海に降る恋 〜先生と私のキセキ〜
適当に食事を済ませたのは、食事作りにかける時間を勉強の為に使いたいと思ったからだった。


それに、


「作ったからおいで。」

そう言って大和を招き入れてしまえば、自分の作業を中断せざるを得ないとも思ったから。


仕事を優先したこの日、私は大和に会える状況ではなかった。



「ごめんね、実は今日…。」



私は来月から始まる訓練を担当する事を大和に話した。


知ってもらって、出来る事なら任された仕事の重みや、今の私の状況を理解してもらいたいと思っていた。



「だからしばらくは忙しいと思う。なるべく休みの日はお家の事をやるから…ごめんね?」

「…分かったよ。あまり無理しないで頑張ってね。」

「ありがとう。」

「じゃあ、おやすみ。」

「おやすみ、大和。」


そう言って、大和との電話が終わった。



『これで集中できる。』

なんとか大和に納得してもらえた事で安心出来た私は、この日、深夜3時を過ぎるまで作業をし続けていた。



そしてこの日から、

昼間は会社で、夜には自宅で“仕事”が続いた。



会社から帰ってきて心身共に疲れていたとしても、勉強をしない日はなかった。


勉強をしていると深夜になるまでの時間は驚くほど早く、多少はテレビを見て気分転換をしたりもしたけれど、殆ど見ていないに等しかった。


唯一、大和と電話で話している時だけが、完全にパソコンから離れていた時間かもしれない。

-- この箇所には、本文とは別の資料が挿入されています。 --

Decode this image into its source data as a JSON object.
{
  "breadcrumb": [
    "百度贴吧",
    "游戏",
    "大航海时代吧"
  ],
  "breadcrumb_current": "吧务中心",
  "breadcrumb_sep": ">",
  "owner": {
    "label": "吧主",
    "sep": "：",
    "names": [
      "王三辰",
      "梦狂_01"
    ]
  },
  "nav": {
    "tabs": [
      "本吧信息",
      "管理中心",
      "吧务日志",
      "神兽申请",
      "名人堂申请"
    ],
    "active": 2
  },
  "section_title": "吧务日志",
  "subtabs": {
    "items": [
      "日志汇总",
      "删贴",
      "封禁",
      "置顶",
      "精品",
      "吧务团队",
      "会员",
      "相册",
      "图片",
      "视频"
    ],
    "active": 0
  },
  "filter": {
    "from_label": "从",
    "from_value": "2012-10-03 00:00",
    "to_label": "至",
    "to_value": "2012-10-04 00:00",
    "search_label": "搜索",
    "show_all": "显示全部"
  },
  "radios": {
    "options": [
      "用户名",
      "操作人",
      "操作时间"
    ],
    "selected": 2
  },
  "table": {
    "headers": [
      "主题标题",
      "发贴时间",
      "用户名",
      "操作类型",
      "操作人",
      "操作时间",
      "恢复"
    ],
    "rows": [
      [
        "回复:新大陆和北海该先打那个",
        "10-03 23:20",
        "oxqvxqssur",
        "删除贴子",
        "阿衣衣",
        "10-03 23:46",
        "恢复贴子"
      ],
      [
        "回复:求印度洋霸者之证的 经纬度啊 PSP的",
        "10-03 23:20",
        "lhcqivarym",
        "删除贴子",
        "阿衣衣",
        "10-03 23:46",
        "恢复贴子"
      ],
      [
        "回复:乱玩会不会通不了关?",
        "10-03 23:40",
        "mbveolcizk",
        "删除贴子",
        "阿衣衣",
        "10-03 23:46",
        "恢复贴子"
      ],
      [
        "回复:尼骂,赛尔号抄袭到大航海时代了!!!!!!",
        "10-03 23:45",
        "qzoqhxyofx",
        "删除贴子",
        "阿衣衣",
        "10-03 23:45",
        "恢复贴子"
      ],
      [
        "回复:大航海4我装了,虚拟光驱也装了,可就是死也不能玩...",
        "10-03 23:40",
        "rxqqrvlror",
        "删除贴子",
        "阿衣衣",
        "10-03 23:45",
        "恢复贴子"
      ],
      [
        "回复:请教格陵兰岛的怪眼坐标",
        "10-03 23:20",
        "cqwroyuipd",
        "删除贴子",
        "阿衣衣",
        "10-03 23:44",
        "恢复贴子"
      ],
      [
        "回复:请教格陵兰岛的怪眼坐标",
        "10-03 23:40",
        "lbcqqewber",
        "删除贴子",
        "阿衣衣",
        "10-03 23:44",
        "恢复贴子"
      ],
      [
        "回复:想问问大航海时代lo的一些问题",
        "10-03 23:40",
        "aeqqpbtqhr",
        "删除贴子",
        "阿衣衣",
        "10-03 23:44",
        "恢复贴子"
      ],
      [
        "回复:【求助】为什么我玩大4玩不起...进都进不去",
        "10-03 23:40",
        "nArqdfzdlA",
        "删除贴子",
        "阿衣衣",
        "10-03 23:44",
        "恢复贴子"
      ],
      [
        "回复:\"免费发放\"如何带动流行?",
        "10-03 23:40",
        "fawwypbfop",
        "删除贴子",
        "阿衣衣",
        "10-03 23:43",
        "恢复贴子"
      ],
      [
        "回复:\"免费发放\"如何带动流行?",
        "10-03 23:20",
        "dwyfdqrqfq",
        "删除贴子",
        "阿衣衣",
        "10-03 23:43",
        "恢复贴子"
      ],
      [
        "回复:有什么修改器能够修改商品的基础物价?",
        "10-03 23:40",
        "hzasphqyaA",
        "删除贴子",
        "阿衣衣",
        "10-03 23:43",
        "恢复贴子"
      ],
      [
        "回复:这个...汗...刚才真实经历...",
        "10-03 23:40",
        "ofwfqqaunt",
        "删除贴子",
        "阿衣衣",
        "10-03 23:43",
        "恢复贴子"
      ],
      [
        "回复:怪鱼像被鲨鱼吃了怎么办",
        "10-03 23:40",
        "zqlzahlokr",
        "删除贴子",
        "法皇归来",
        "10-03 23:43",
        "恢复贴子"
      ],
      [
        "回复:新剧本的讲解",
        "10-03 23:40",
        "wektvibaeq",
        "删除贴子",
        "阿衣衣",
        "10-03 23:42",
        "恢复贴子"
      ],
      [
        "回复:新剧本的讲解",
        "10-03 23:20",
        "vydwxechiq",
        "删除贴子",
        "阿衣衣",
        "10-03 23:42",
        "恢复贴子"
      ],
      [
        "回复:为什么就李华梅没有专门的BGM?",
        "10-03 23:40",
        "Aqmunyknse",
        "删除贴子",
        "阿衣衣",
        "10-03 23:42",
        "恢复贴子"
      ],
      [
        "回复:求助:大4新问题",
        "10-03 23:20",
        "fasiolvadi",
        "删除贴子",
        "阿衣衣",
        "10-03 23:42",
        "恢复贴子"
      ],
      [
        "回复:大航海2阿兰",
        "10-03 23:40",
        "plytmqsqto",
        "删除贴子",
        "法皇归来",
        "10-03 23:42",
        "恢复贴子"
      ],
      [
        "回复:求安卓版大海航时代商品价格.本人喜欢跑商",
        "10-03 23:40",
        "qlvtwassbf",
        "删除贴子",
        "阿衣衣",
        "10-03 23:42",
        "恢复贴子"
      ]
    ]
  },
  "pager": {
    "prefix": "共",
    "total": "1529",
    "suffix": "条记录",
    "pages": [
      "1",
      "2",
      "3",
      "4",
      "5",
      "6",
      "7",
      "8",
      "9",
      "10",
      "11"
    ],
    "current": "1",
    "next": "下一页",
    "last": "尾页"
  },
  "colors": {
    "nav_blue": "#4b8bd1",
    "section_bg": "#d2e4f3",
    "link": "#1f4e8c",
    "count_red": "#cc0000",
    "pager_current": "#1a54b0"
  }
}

でも残念ながら、話している内容は毎日殆ど同じだった。


「これから帰る」という報告と、

「頑張ってね」という励ましと、

「おやすみ」という挨拶。


長電話をする事にも抵抗があったせいか、ごく自然に、今までのようなゆっくりと会話をする時間が減っていった。


生活していく中で、私が仕事で大和が休みの日もあったけれど、そんな時に限って大和は会社の同僚と集まる事になったり。


なかなかゆっくりと会う時間が取れないまま、一日一日を慌しく過ごして、


ついに初めて授業に立つ日を迎えた。